Damage to the brain can cause mood swings due to the inability to regulate emotions, and the person may have an unpredictable tendency to laugh or cry, or change very suddenly from one emotion to another.
It can also cause a reduced tolerance for stress, anger and frustration.
A common feature following brain injury is for the injured person to experience depression.
This usually happens particularly where the person has an understanding as to the extent of their limitations and difficulties, and any permanent damage that may have been caused that they need to cope with.
Depression can also cause a lack of motivation, interest or spontaneity.
Anxiety, anger and frustration
It is not unusual for the person to feel symptoms of anxiety following a brain injury, due to the loss of confidence they experience with the inability to be able to carry out tasks they could do without difficulty prior to the accident.
Frustration and anger can also build up, and this can be difficult for the person to control.
Lack of awareness and disinhibition
Damage to the brain can affect a person’s self awareness.
This may result in a loss of control over social behaviour, and the person may be unable to realise that they are behaving in an inappropriate manner, or that they are making offensive comments to people around them which may be spontaneous and uncontrollable.

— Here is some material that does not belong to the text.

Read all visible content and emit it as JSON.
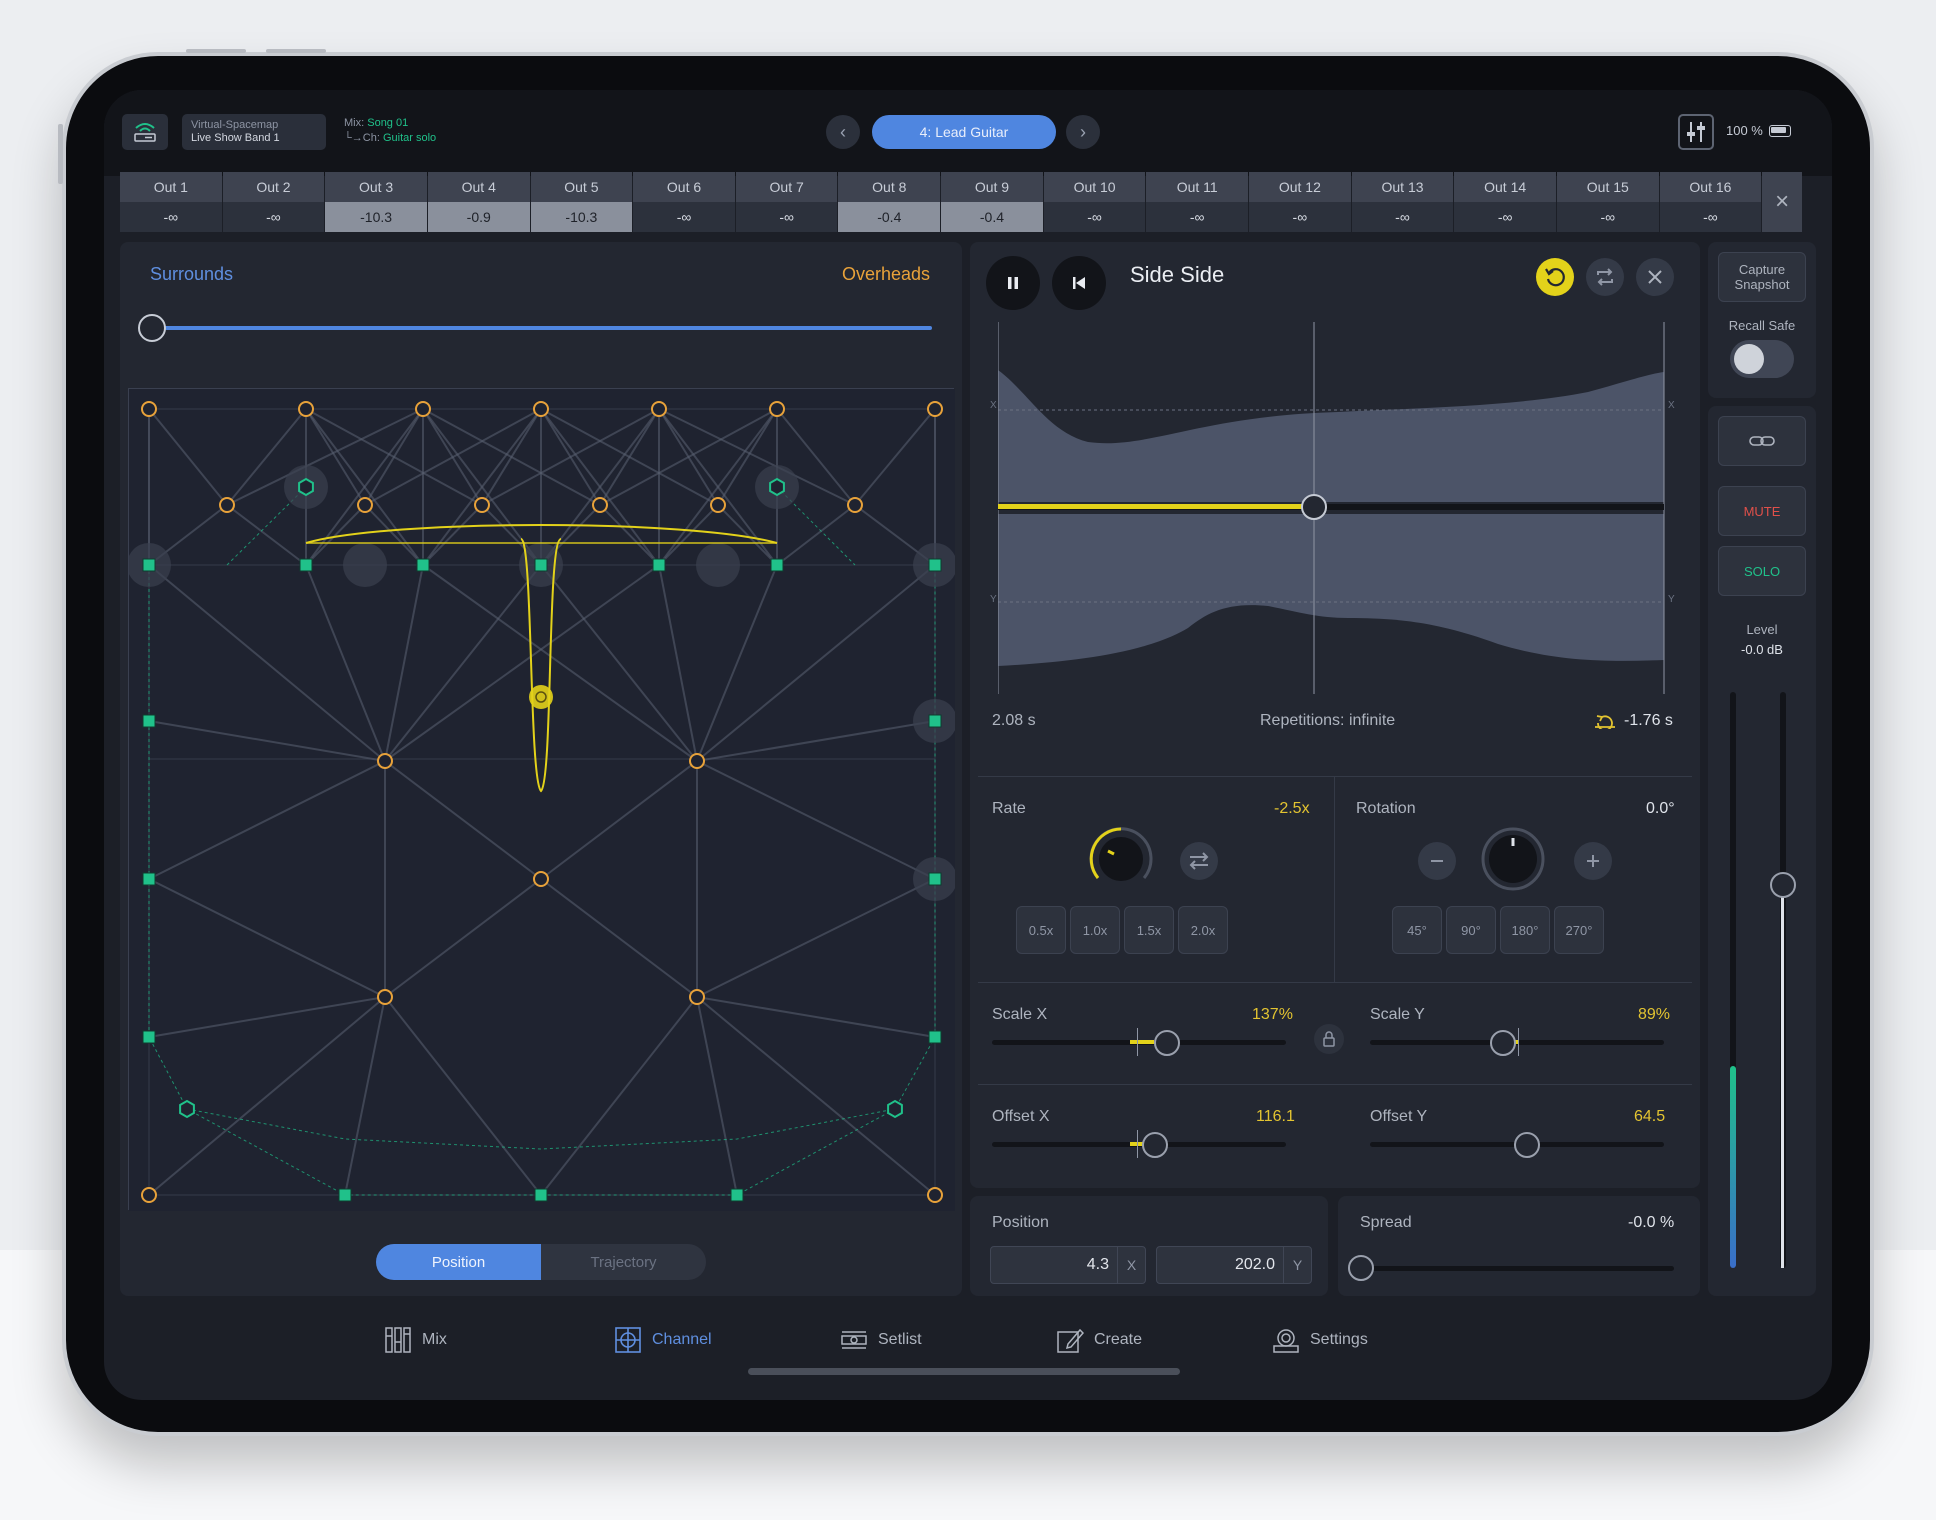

The damage may also affect the person’s insight into the consequences of their actions.
Obsessive behaviour and inflexibility
Damage to the brain can cause the person to lose their ability to reason and make sense of things.
This may lead to the person being unable to do things in a different way to what they are used to, because they have lost the ability to consider alternative methods.
Symptoms of this nature can also include stubbornness, and obsessive behaviours.
When a person suffers damage to the brain, their sex drive can either increase or decrease due to the changes to the section of their brain that controls hormone levels.